KEVIN GORDON: If you stay in that kind of tighter labor environment, our view has been that they’re probably going to start focusing more on that. Because the trajectory for inflation has largely improved, even for some of the metrics that they’re looking at. You’re not back to target for something like Core Services Ex-Housing, but you’re getting there and you’re starting to see more of an easing. Plus on the labor side, I think we have to keep in mind, because job growth is still relatively strong, wage growth is still relatively strong. With inflation coming down, inflation-adjusted income growth is going back up.

And that’s happening now at a time when you’re still in a bit of a tighter labor supply environment. And I think for the Fed, it poses a little bit of an issue even if they don’t think that wage growth is the primary driver of inflation. The fact that they think inflation and wage growth tend to follow each other or at least move alongside each other, I think that’s probably going to be more of a focus.

JULIE HYMAN: We’ve been talking to you and Liz Ann for a while now.
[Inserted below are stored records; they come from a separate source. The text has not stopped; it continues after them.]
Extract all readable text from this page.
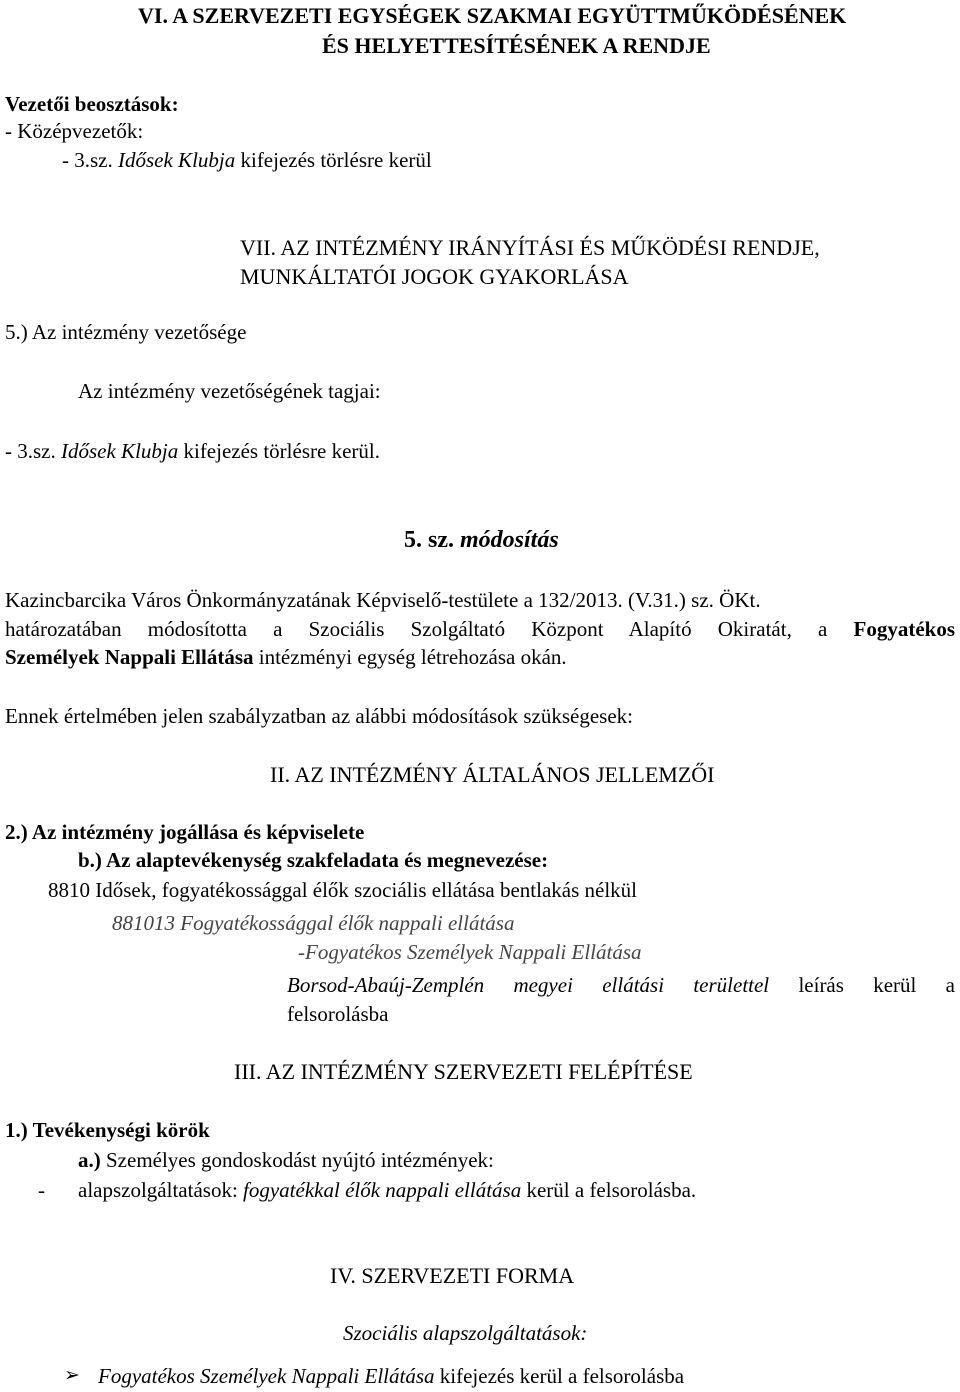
VI. A SZERVEZETI EGYSÉGEK SZAKMAI EGYÜTTMŰKÖDÉSÉNEK
ÉS HELYETTESÍTÉSÉNEK A RENDJE
Vezetői beosztások:
- Középvezetők:
- 3.sz. Idősek Klubja kifejezés törlésre kerül
VII. AZ INTÉZMÉNY IRÁNYÍTÁSI ÉS MŰKÖDÉSI RENDJE,
MUNKÁLTATÓI JOGOK GYAKORLÁSA
5.) Az intézmény vezetősége
Az intézmény vezetőségének tagjai:
- 3.sz. Idősek Klubja kifejezés törlésre kerül.
5. sz. módosítás
Kazincbarcika Város Önkormányzatának Képviselő-testülete a 132/2013. (V.31.) sz. ÖKt.
határozatában módosította a Szociális Szolgáltató Központ Alapító Okiratát, a Fogyatékos
Személyek Nappali Ellátása intézményi egység létrehozása okán.
Ennek értelmében jelen szabályzatban az alábbi módosítások szükségesek:
II. AZ INTÉZMÉNY ÁLTALÁNOS JELLEMZŐI
2.) Az intézmény jogállása és képviselete
b.) Az alaptevékenység szakfeladata és megnevezése:
8810 Idősek, fogyatékossággal élők szociális ellátása bentlakás nélkül
881013 Fogyatékossággal élők nappali ellátása
-Fogyatékos Személyek Nappali Ellátása
Borsod-Abaúj-Zemplén megyei ellátási területtel leírás kerül a
felsorolásba
III. AZ INTÉZMÉNY SZERVEZETI FELÉPÍTÉSE
1.) Tevékenységi körök
a.) Személyes gondoskodást nyújtó intézmények:
- alapszolgáltatások: fogyatékkal élők nappali ellátása kerül a felsorolásba.
IV. SZERVEZETI FORMA
Szociális alapszolgáltatások:
➢ Fogyatékos Személyek Nappali Ellátása kifejezés kerül a felsorolásba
And you have been emphasizing that given all of this that we’ve been discussing as the backdrop, quality is where people should be going in their portfolios. What would cause you to change that? What– you know, what kind of backdrop dynamics would mean that you could get sort of more bullish on a different set of factors?

KEVIN GORDON: I think you’d have to– well, the one thing I’ll say is that quality takes different shapes over time. So right now, in particular, and probably since December, we’ve been thinking that quality, in the form of looking at pricing power, has been something to focus on. Because right now, the difference in 2023 versus 2022 is that you have real revenue growth and real earnings growth starting to contract in a broad sense for the overall economy. So if that’s–

JULIE HYMAN: Is pricing power still is important to you right now?

KEVIN GORDON: Oh, absolutely. Because if that’s the environment where overall pricing power is just falling, by nature of inflation rolling over, you have to look for companies that have been able to withstand that and that can actually grow in unit sales or in volume terms. Those that benefited from inflation, like they did last year, if they have no other strategy to kind of boost sales, then you’re probably caught in a tougher place. So quality can take different shapes over time, different– and it can have many different faces. But in terms of moving down the quality spectrum into stuff that maybe is more high beta or tends to rally when the economy re-accelerates–

JULIE HYMAN: Or to take on more risk, in other words.

KEVIN GORDON: Absolutely. I think it’s a little early in the sense that if we do get a re-acceleration in growth, we’re not yet sure how hostile the Fed is going to be to that scenario, especially when you don’t have inflation back to target. So it’s part of this kind of broader story of taking a little bit of a breather and a step back. And not that we’re saying don’t be invested in the market or go to cash, that’s never really the view that we have. It’s been– you could find parts of the market that do relatively well and that kind of skew defensive.

DIANE KING HALL: What parts do you like right now? Is it defensive plays? What are the boring plays that you like?

KEVIN GORDON: Well, sometimes quality looks boring in a way. But as a factor, I think the nice part about it is that you can pretty much find that in any sector. So in our view, it keeps you out of this game of feeling you have to jump in and out of different sectors on a month-to-month or a quarter-to-quarter–

DIANE KING HALL: It’s not double Dutch.

KEVIN GORDON: Exactly. Or a quarter-to-quarter basis. First of all, that’s impossible. Nobody knows how to time that perfectly. Second of all, if you have that quality filter and that lens, you can kind of keep yourself in gear that way. And by the way, some of the largest names in the indexes, whether it’s the NASDAQ or the S&P, exhibit a lot of those factors where it’s strong cash, strong margins on a trailing, and a forward basis. So you can get pretty strong performance wrapped up in a quality factor.